The 500 mm one-piece spherical cabinet minimizes edge diffraction, improving phase coherence and precise sound radiation from a true point source.
A coaxial two-way driver combines a 10-inch woofer with a 1-inch compression tweeter and circular horn hidden behind the dust cap.
From an engineering standpoint, Balloon reads as a deliberate rejection of conventional box logic rather than a styling exercise. A true sphere pushes panel resonances into less correlated modes and, more importantly, removes the baffle geometry that usually dictates where diffraction artifacts show up in the time domain. Compared to classic wide-baffle or faceted enclosures, this approach prioritizes phase integrity over brute-force damping. The choice of a coaxial motor assembly aligns with that philosophy: aligning acoustic centers through the midband and treble reduces the need for steep electrical correction, which helps explain why Totaldac emphasizes mechanical coherence and externalized filtering rather than complex internal bracing or DSP band-aids.
The coaxial implementation itself hints at a studio-monitor lineage rather than a domestic hi‑fi one. A compression driver loaded by a short, circular waveguide integrated into the woofer cone tends to favor controlled directivity and stable off-axis response, something forum regulars often associate with “walk-around consistency.” Unlike many coaxials that struggle with cone breakup interacting with the horn throat, hiding the waveguide behind an acoustically transparent dust cap suggests an attempt to smooth impedance transitions and reduce HF reflections back into the diaphragm. The relatively low physical profile and dedicated stand geometry further suggest that vertical dispersion and floor-bounce behavior were treated as first-order problems, not afterthoughts.
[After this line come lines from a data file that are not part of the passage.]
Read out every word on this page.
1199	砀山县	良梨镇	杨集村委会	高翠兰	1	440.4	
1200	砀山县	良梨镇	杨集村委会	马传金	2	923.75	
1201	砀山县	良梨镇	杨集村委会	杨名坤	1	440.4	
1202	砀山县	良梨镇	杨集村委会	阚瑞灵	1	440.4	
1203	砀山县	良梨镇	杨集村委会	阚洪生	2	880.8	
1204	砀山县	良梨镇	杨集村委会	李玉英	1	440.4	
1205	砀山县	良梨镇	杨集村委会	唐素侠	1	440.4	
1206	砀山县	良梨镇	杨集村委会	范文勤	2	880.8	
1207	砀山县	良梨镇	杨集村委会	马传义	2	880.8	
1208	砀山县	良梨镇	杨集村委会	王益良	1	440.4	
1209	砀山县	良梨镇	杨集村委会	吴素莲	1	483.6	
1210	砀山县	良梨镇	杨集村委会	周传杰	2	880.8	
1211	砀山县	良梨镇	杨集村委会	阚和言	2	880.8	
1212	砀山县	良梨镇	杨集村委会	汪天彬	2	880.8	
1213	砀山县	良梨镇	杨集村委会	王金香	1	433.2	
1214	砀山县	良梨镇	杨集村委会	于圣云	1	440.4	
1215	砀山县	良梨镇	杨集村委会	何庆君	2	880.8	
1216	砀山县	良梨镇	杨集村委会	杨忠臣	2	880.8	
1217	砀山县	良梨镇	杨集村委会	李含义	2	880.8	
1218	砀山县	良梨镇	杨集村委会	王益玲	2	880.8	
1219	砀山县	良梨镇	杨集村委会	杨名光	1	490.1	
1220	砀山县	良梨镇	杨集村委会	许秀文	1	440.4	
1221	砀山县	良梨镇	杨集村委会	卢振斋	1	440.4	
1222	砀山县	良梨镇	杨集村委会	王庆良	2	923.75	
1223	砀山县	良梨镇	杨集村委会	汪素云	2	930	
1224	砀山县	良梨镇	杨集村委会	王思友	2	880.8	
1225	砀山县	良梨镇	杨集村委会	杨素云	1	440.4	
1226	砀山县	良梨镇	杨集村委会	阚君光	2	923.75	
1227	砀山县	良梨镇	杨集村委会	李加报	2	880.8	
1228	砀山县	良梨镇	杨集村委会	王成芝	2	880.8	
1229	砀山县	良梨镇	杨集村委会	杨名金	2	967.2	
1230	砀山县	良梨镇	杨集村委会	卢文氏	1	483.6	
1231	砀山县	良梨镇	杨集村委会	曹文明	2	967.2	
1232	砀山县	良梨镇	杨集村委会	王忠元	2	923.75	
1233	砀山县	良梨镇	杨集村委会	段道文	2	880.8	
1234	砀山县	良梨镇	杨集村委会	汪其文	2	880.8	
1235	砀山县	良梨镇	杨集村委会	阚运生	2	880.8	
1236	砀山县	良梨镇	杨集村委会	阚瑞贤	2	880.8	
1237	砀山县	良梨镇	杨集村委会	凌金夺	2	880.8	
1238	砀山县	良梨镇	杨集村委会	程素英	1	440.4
Equally telling is the decision to move the crossover out of the enclosure and wire it point-to-point. In audiophile circles this is often read less as voodoo and more as a way to isolate reactive components from vibration and magnetic fields inside the cabinet. Using air-core inductors and film capacitors of generous physical size typically implies low series resistance and minimal saturation effects, which pairs logically with a high-efficiency motor system. In that context, Balloon positions itself closer to purist, high-sensitivity loudspeakers that value immediacy and microdynamic contrast, while borrowing dispersion control ideas more often seen in modern professional designs.